I spent an extra day contemplating on whether or not I should write about the nice experiences I had in October without making the entire letter about those experiences.
Two days ago, I decided not to because of a conversation I had with a friend. We got lost during a lecture and started talking about random things (it was one time, please don't try it at home). As we talked, I mentioned how uninteresting my life was and how I needed something mind-blowing to happen. You know, some drama or anything that could lift my spirits. Her response was something we've probably heard before. She said if I keep waiting around for something exciting, I'd keep feeling the way I felt then.
Sometimes, we just have to create our own happiness. Find joy in the tiniest things. There's this trend on TikTok. People post photos of things they do daily or things that happen to them and tag those photos with the caption “What a privilege...". I like that trend. It's like, normally this is something I wouldn't like to experience but rather than be bitter about it, I can be thankful for it.
Having to go to school everyday of the week isn't something I love but I'm glad I get to do it (15th November Edima wouldn't have said this but thank God for that conversation).
Being tired everyday isn't all that bad. It helps me enjoy sleep better. Listening to different lecturers speak isn't so bad too. Especially when I understand the lecture. I get to talk to people everyday. Talk about things I love, things I hate. I learn everyday and that's exciting. Sitting for four hours isn't pleasant but it's going to lead to something bigger and I love that.
So rather than be mad about everything that's making me uncomfortable, I can just endure and talk about them if it gets too much. Focusing on negatives will just make me a bitter person. Where's the fun in that?
The moral of the story: You're in charge. You can create literally anything. That's exciting!
I'm glad I've finally put this down and I'm even more glad you're reading it now.
I wrote a post on Friendships a while ago.

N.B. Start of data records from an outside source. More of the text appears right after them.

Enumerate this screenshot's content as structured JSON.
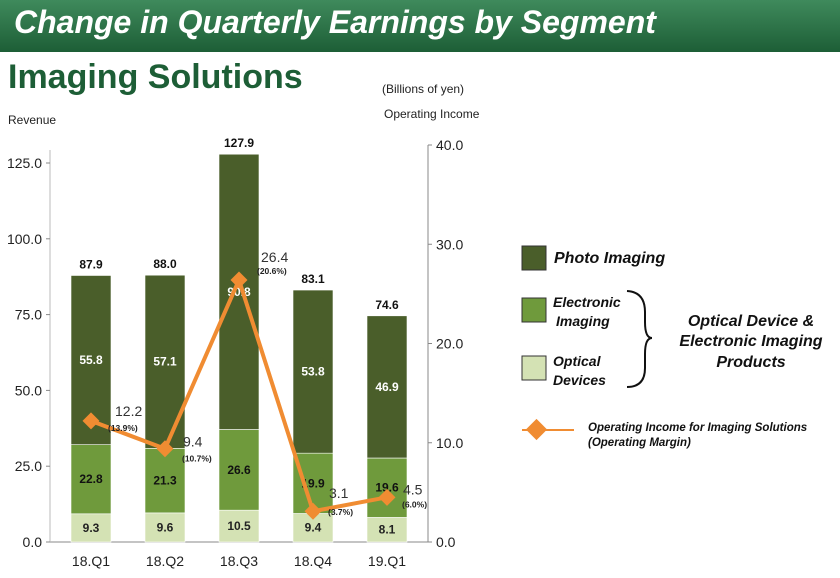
{
  "header": {
    "title": "Change in Quarterly Earnings by Segment",
    "section": "Imaging Solutions",
    "unit": "(Billions of yen)"
  },
  "colors": {
    "photo": "#4a5e2a",
    "electronic": "#6f9a3c",
    "optical": "#d4e2b4",
    "line": "#f08c32",
    "banner": "#1d5e36"
  },
  "legend": {
    "photo": "Photo Imaging",
    "electronic": "Electronic Imaging",
    "optical": "Optical Devices",
    "group": "Optical Device & Electronic Imaging Products",
    "line": "Operating Income for Imaging Solutions (Operating Margin)"
  },
  "chart_data": {
    "type": "bar",
    "stacked": true,
    "categories": [
      "18.Q1",
      "18.Q2",
      "18.Q3",
      "18.Q4",
      "19.Q1"
    ],
    "ylabel": "Revenue",
    "y2label": "Operating Income",
    "ylim": [
      0,
      125
    ],
    "yticks": [
      "0.0",
      "25.0",
      "50.0",
      "75.0",
      "100.0",
      "125.0"
    ],
    "y2lim": [
      0,
      40
    ],
    "y2ticks": [
      "0.0",
      "10.0",
      "20.0",
      "30.0",
      "40.0"
    ],
    "series": [
      {
        "name": "Optical Devices",
        "values": [
          9.3,
          9.6,
          10.5,
          9.4,
          8.1
        ],
        "labels": [
          "9.3",
          "9.6",
          "10.5",
          "9.4",
          "8.1"
        ]
      },
      {
        "name": "Electronic Imaging",
        "values": [
          22.8,
          21.3,
          26.6,
          19.9,
          19.6
        ],
        "labels": [
          "22.8",
          "21.3",
          "26.6",
          "19.9",
          "19.6"
        ]
      },
      {
        "name": "Photo Imaging",
        "values": [
          55.8,
          57.1,
          90.8,
          53.8,
          46.9
        ],
        "labels": [
          "55.8",
          "57.1",
          "90.8",
          "53.8",
          "46.9"
        ]
      }
    ],
    "totals": [
      "87.9",
      "88.0",
      "127.9",
      "83.1",
      "74.6"
    ],
    "totals_values": [
      87.9,
      88.0,
      127.9,
      83.1,
      74.6
    ],
    "line": {
      "name": "Operating Income for Imaging Solutions",
      "values": [
        12.2,
        9.4,
        26.4,
        3.1,
        4.5
      ],
      "labels": [
        "12.2",
        "9.4",
        "26.4",
        "3.1",
        "4.5"
      ],
      "margins": [
        "(13.9%)",
        "(10.7%)",
        "(20.6%)",
        "(3.7%)",
        "(6.0%)"
      ]
    }
  }
}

I'm mentioning that because of how privileged I am to have certain people in my life (like the one who called and asked how Substack is going and told me not to think of abandoning it. Another one got a drink for me because I looked tired after school. And the other one offered to cry with me because we're both going through a lot. Thank youuu!)
In conclusion (English essay type thing), I'm getting used to being uncomfortable and learning to find happiness even in discomfort.

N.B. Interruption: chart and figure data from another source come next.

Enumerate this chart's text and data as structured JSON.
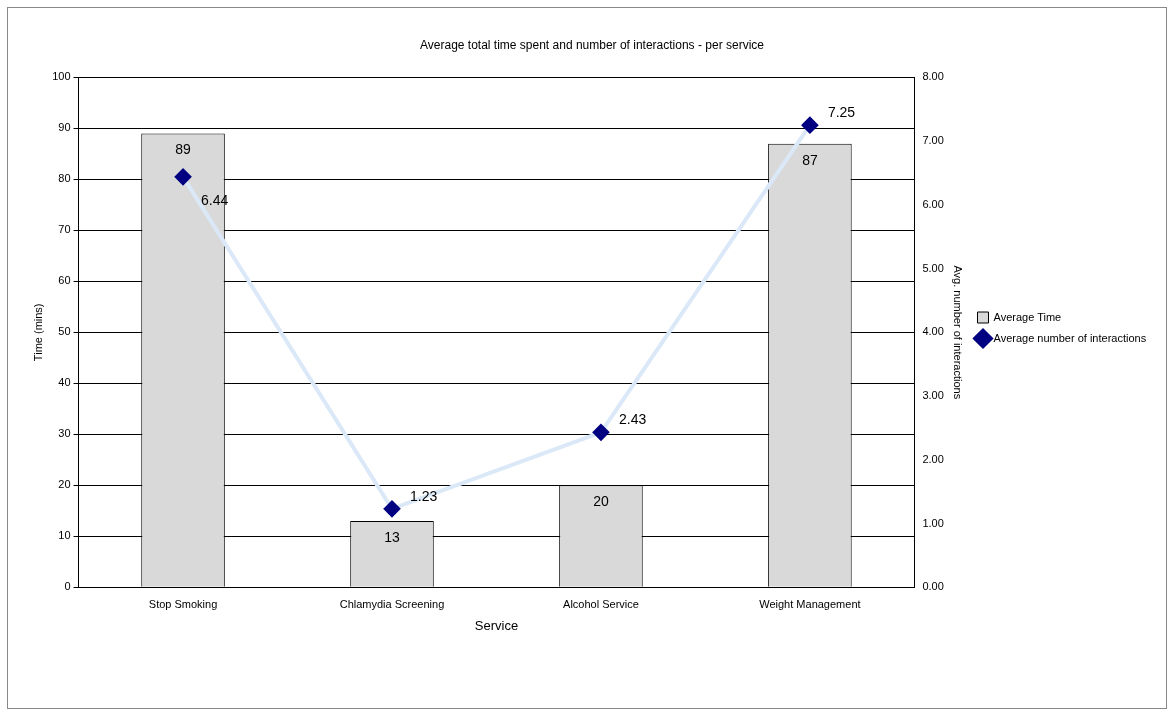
{
  "chart_data": {
    "type": "bar",
    "title": "Average total time spent and number of interactions - per service",
    "xlabel": "Service",
    "ylabel": "Time (mins)",
    "y2label": "Avg. number of interactions",
    "categories": [
      "Stop Smoking",
      "Chlamydia Screening",
      "Alcohol Service",
      "Weight Management"
    ],
    "series": [
      {
        "name": "Average Time",
        "color": "#d9d9d9",
        "values": [
          89,
          13,
          20,
          87
        ]
      },
      {
        "name": "Average number of interactions",
        "type": "line",
        "axis": "y2",
        "color": "#dbe8f8",
        "colors": [
          "#000080",
          "#000080",
          "#000080",
          "#000080"
        ],
        "values": [
          6.44,
          1.23,
          2.43,
          7.25
        ]
      }
    ],
    "ylim": [
      0,
      100
    ],
    "yticks": [
      0,
      10,
      20,
      30,
      40,
      50,
      60,
      70,
      80,
      90,
      100
    ],
    "y2lim": [
      0,
      8
    ],
    "y2ticks": [
      {
        "value": 0,
        "label": "0.00"
      },
      {
        "value": 1,
        "label": "1.00"
      },
      {
        "value": 2,
        "label": "2.00"
      },
      {
        "value": 3,
        "label": "3.00"
      },
      {
        "value": 4,
        "label": "4.00"
      },
      {
        "value": 5,
        "label": "5.00"
      },
      {
        "value": 6,
        "label": "6.00"
      },
      {
        "value": 7,
        "label": "7.00"
      },
      {
        "value": 8,
        "label": "8.00"
      }
    ],
    "grid": "y",
    "legend": "right",
    "marker": "diamond",
    "data_labels": true
  }
}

Oh, one more thing. Someone recommended my newsletter! The joy I feel cannot be explained. Thank you and thank you for reading! 💗
this just resonated with me and all i have to say is, "God placed us on this journey, so, regardless of the voices in our heads, we'll definitely win, Edima.!❤️
You mentioned thanking God. Are you really a believer is what I'm wondering 🤔. Not to be rude or anything like that, it's more like a concern over your remarks. I'm just curious really. I've been a Christian all my life and I can tell you there are only 2 kinds of happiness, the kind that comes from a positive attitude, like you described, that is actually more about circumstance-- up when things are going well, down when they don't.....

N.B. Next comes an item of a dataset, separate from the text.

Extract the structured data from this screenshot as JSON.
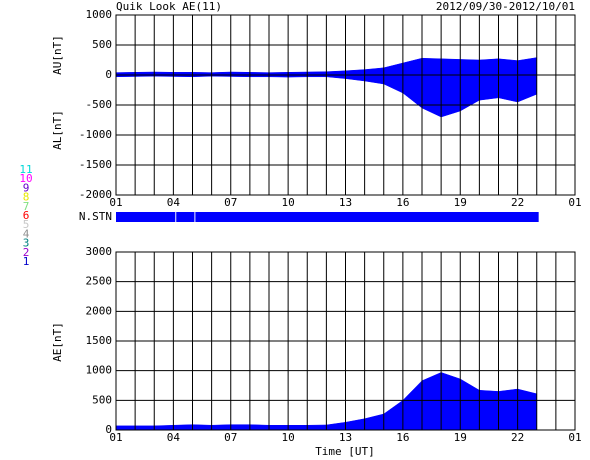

But, through experience I can promise you that if you follow Jesus and put Him as King and Ruler over your life, you will come to find a joy that doesn't even make sense, because you can have it even when things aren't going so well in your life. Its a joy that comes from abiding in True peace. There are a ton of verses that describe this stunning fact in God's Word, like this one in
Philippians 4:7--
"and the peace of God, which surpasses all understanding, will guard your hearts and minds through Christ Jesus."
And this one in Psalm 16:11--
"You will show me the path of life; In Your presence is fulness if joy: At Your right hand are pleasures forevermore."